I was about thinking equations for great circles in different coordinate systems and came across a nice characterization in $\mathbb{R}^3$.
Let $S$ be the unit sphere.
Suppose $X$ is a closed path in $S$.
I claim that $X$ is a great circle if and only if there exists some $\vec{v}$ such that $\langle \vec{x}, \vec{v} \rangle = 0$ for all $\vec{x}$ in $X$.
As proof, a great circle is an intersection of a plane with $S$. If $\vec{n}$ is the normal vector associated with the plane, then the line generated by $\vec{n}$ intersects $S$ in exactly two places.

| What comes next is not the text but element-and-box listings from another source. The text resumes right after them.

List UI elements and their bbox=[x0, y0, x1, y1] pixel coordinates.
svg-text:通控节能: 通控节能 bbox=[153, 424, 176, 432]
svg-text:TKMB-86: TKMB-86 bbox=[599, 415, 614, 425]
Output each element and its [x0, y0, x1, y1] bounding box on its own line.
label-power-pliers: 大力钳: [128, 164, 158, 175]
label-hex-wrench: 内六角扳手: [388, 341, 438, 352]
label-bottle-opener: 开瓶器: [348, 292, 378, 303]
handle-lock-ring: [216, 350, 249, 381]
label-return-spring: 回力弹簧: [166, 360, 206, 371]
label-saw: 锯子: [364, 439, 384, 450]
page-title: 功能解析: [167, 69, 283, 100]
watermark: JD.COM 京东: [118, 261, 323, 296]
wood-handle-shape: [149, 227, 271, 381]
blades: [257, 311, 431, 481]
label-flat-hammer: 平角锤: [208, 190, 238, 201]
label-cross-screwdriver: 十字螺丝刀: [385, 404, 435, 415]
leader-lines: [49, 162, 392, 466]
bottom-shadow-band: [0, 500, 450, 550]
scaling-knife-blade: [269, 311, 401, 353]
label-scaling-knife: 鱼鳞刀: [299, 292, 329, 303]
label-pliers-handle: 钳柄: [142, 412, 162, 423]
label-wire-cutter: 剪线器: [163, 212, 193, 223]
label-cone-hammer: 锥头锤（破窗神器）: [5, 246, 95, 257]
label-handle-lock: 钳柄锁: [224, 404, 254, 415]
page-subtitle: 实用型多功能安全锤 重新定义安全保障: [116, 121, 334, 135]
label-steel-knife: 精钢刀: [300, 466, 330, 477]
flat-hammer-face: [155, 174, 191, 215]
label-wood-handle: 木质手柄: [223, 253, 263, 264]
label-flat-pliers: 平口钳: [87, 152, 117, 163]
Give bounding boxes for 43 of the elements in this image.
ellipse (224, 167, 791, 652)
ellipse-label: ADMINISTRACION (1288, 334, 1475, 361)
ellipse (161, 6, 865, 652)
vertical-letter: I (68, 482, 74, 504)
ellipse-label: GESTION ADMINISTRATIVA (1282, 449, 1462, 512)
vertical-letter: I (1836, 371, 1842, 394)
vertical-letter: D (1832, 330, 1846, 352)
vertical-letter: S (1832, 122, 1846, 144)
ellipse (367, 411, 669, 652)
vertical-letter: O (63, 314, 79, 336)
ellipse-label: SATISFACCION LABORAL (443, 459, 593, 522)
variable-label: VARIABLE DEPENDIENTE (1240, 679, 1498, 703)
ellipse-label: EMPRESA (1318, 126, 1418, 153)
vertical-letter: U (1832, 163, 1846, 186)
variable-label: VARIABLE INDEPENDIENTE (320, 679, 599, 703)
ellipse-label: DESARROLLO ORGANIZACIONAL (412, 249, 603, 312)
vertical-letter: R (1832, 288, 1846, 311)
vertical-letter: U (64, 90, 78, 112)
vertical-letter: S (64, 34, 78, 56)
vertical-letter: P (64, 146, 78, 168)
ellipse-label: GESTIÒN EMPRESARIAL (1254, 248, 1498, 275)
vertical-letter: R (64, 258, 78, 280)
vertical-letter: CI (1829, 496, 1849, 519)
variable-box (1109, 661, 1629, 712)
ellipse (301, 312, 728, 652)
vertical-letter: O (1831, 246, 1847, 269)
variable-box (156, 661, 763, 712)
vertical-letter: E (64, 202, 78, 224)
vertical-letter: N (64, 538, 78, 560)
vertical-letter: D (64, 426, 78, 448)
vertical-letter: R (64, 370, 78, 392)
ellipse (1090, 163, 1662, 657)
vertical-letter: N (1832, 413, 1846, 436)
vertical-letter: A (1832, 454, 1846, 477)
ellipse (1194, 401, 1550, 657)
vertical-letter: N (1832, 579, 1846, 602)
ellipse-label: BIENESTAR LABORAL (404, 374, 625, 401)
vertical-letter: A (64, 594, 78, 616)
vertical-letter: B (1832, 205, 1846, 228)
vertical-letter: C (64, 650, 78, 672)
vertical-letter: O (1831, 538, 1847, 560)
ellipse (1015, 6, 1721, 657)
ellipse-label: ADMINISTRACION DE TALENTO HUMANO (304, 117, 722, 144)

When $X$ is a great circle, then $\int_{\vec{x} \in X} \langle \vec{x}, \vec{v} \rangle$ would be $0$ because the value of each component is zero. (Also, if people don't like this integral, I think I can paraphrase it away using an arc-length parameterization of $X$.)
I'm curious under what other circumstances the value of that integral can be zero.
By linearity of integration one has \begin{equation} \int_{\vec{x} \in X} \langle \vec{x}, \vec{v} \rangle = \left \langle \vec{v}, \int_{\vec{x} \in X} \vec{x} \right \rangle = \langle \vec{v}, \vec{x}_I\rangle \end{equation} where $\vec{x}_I = \int_{\vec{x} \in X} \vec{x}$. From the last expression we see that the integral is $0$ if and only if $\vec{x}_I = \vec{0}$ or is orthogonal to $\vec{v}$.
If you think of the sphere in $\mathbb{R}^3$, and choose $v$ to be pointing to the north pole, then all of the rings of latitude will also integrate to 0.
There are a lot of other things where the integral is 0, but it's not clear to me that there are any nicer conditions than saying the integrated vector needs to be 0 or orthogonal to $\vec{v}$.